Grant claims that there are workers' rights issues involved in increasing workers' English proficiency.
"Employees can't participate in the job evaluation process, take advantage of any professional advancement opportunities, or help maintain safety standards if he or she cannot read and write basic English," she said.
"I see it as the union's and as human resources' responsibility to give them the opportunity to advance at SFSU," Grant said.
Associate Vice President of Human Resources Denise Fox Needleman says that the university approached the class with a "two-fold objective."
"The purpose is to enhance communication and to facilitate upward mobility," Fox Needleman said.
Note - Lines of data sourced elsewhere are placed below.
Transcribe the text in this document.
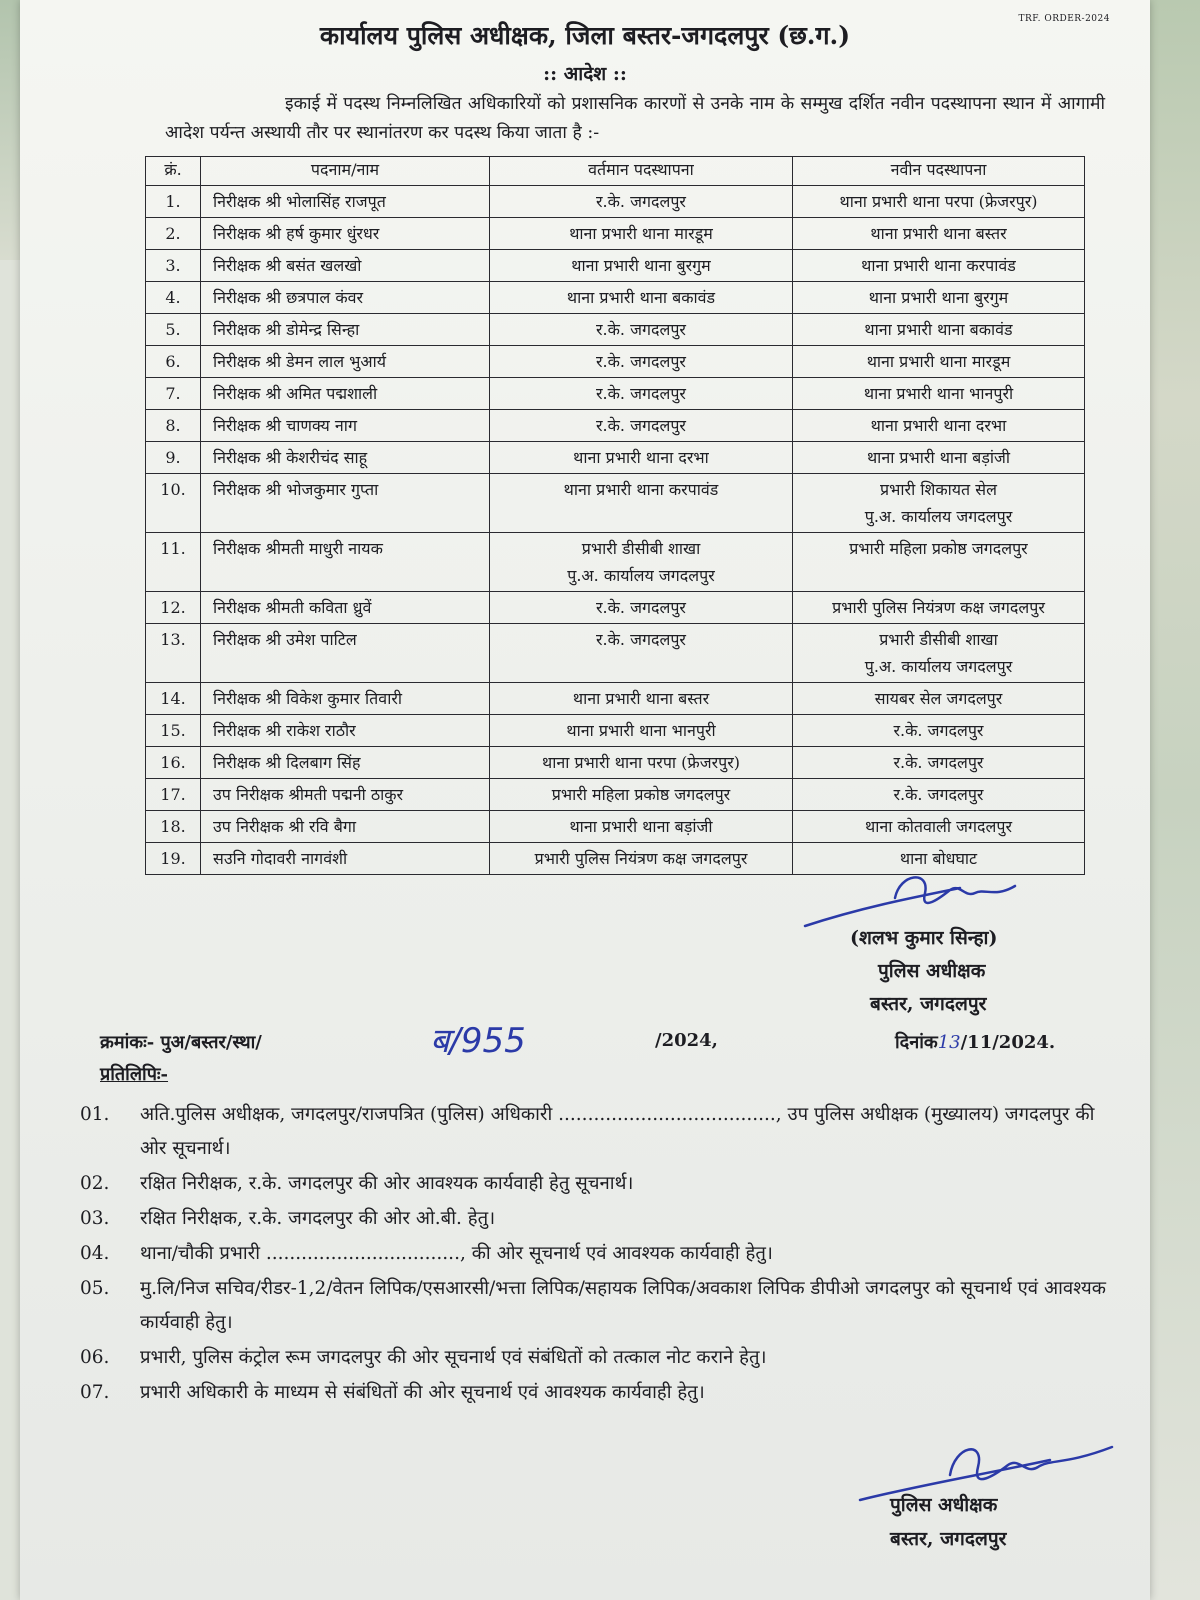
TRF. ORDER-2024
कार्यालय पुलिस अधीक्षक, जिला बस्तर-जगदलपुर (छ.ग.)
:: आदेश ::
इकाई में पदस्थ निम्नलिखित अधिकारियों को प्रशासनिक कारणों से उनके नाम के सम्मुख दर्शित नवीन पदस्थापना स्थान में आगामी आदेश पर्यन्त अस्थायी तौर पर स्थानांतरण कर पदस्थ किया जाता है :-
क्रं.	पदनाम/नाम	वर्तमान पदस्थापना	नवीन पदस्थापना
1.	निरीक्षक श्री भोलासिंह राजपूत	र.के. जगदलपुर	थाना प्रभारी थाना परपा (फ्रेजरपुर)

2.	निरीक्षक श्री हर्ष कुमार धुंरधर	थाना प्रभारी थाना मारडूम	थाना प्रभारी थाना बस्तर

3.	निरीक्षक श्री बसंत खलखो	थाना प्रभारी थाना बुरगुम	थाना प्रभारी थाना करपावंड

4.	निरीक्षक श्री छत्रपाल कंवर	थाना प्रभारी थाना बकावंड	थाना प्रभारी थाना बुरगुम

5.	निरीक्षक श्री डोमेन्द्र सिन्हा	र.के. जगदलपुर	थाना प्रभारी थाना बकावंड

6.	निरीक्षक श्री डेमन लाल भुआर्य	र.के. जगदलपुर	थाना प्रभारी थाना मारडूम

7.	निरीक्षक श्री अमित पद्मशाली	र.के. जगदलपुर	थाना प्रभारी थाना भानपुरी

8.	निरीक्षक श्री चाणक्य नाग	र.के. जगदलपुर	थाना प्रभारी थाना दरभा

9.	निरीक्षक श्री केशरीचंद साहू	थाना प्रभारी थाना दरभा	थाना प्रभारी थाना बड़ांजी

10.	निरीक्षक श्री भोजकुमार गुप्ता	थाना प्रभारी थाना करपावंड	प्रभारी शिकायत सेल
पु.अ. कार्यालय जगदलपुर

11.	निरीक्षक श्रीमती माधुरी नायक	प्रभारी डीसीबी शाखा
पु.अ. कार्यालय जगदलपुर	प्रभारी महिला प्रकोष्ठ जगदलपुर

12.	निरीक्षक श्रीमती कविता ध्रुवें	र.के. जगदलपुर	प्रभारी पुलिस नियंत्रण कक्ष जगदलपुर

13.	निरीक्षक श्री उमेश पाटिल	र.के. जगदलपुर	प्रभारी डीसीबी शाखा
पु.अ. कार्यालय जगदलपुर

14.	निरीक्षक श्री विकेश कुमार तिवारी	थाना प्रभारी थाना बस्तर	सायबर सेल जगदलपुर

15.	निरीक्षक श्री राकेश राठौर	थाना प्रभारी थाना भानपुरी	र.के. जगदलपुर

16.	निरीक्षक श्री दिलबाग सिंह	थाना प्रभारी थाना परपा (फ्रेजरपुर)	र.के. जगदलपुर

17.	उप निरीक्षक श्रीमती पद्मनी ठाकुर	प्रभारी महिला प्रकोष्ठ जगदलपुर	र.के. जगदलपुर

18.	उप निरीक्षक श्री रवि बैगा	थाना प्रभारी थाना बड़ांजी	थाना कोतवाली जगदलपुर

19.	सउनि गोदावरी नागवंशी	प्रभारी पुलिस नियंत्रण कक्ष जगदलपुर	थाना बोधघाट
(शलभ कुमार सिन्हा)
पुलिस अधीक्षक
बस्तर, जगदलपुर
क्रमांकः- पुअ/बस्तर/स्था/	ब/955	/2024,	दिनांक13/11/2024.
प्रतिलिपिः-
01.	अति.पुलिस अधीक्षक, जगदलपुर/राजपत्रित (पुलिस) अधिकारी ....................................., उप पुलिस अधीक्षक (मुख्यालय) जगदलपुर की ओर सूचनार्थ।
02.	रक्षित निरीक्षक, र.के. जगदलपुर की ओर आवश्यक कार्यवाही हेतु सूचनार्थ।
03.	रक्षित निरीक्षक, र.के. जगदलपुर की ओर ओ.बी. हेतु।
04.	थाना/चौकी प्रभारी ................................., की ओर सूचनार्थ एवं आवश्यक कार्यवाही हेतु।
05.	मु.लि/निज सचिव/रीडर-1,2/वेतन लिपिक/एसआरसी/भत्ता लिपिक/सहायक लिपिक/अवकाश लिपिक डीपीओ जगदलपुर को सूचनार्थ एवं आवश्यक कार्यवाही हेतु।
06.	प्रभारी, पुलिस कंट्रोल रूम जगदलपुर की ओर सूचनार्थ एवं संबंधितों को तत्काल नोट कराने हेतु।
07.	प्रभारी अधिकारी के माध्यम से संबंधितों की ओर सूचनार्थ एवं आवश्यक कार्यवाही हेतु।
पुलिस अधीक्षक
बस्तर, जगदलपुर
As SF State employees, Unit 5 workers are eligible to utilize the fee waiver and career development programs, which allow them to earn degrees for $3 per class-if they can speak enough English to enroll.
“I want them to have the ability to do what they want,” said Fitzgerald, who also pointed out that many members of her class “are also learning how to be students.”
Students at the final class on August 17 were eager to find ways to continue. Fernando Cardenas, who works a night job before coming to work on campus at 5:00am, and cannot find an alternate ESL class, proposed writing letters to union reps and supervisors. The students have also considered starting a petition.
The future of the class will be worked out during a meeting between Fitzgerald and Fox Needleman. According to Fox Needleman, the administration wants to evaluate how many employees are interested in the class, how the class is benefitting those employees and what time will work best to accomodate their operational requirements.
Grant and Fitzgerald both remain optimistic about the class’ continuation.
"The union will work as hard as it possibly can to present the next level of ESL classes to the grounds and housing workers; and since the program has been this successful so far . . . we have every reason to believe it will continue and will work," Grant said.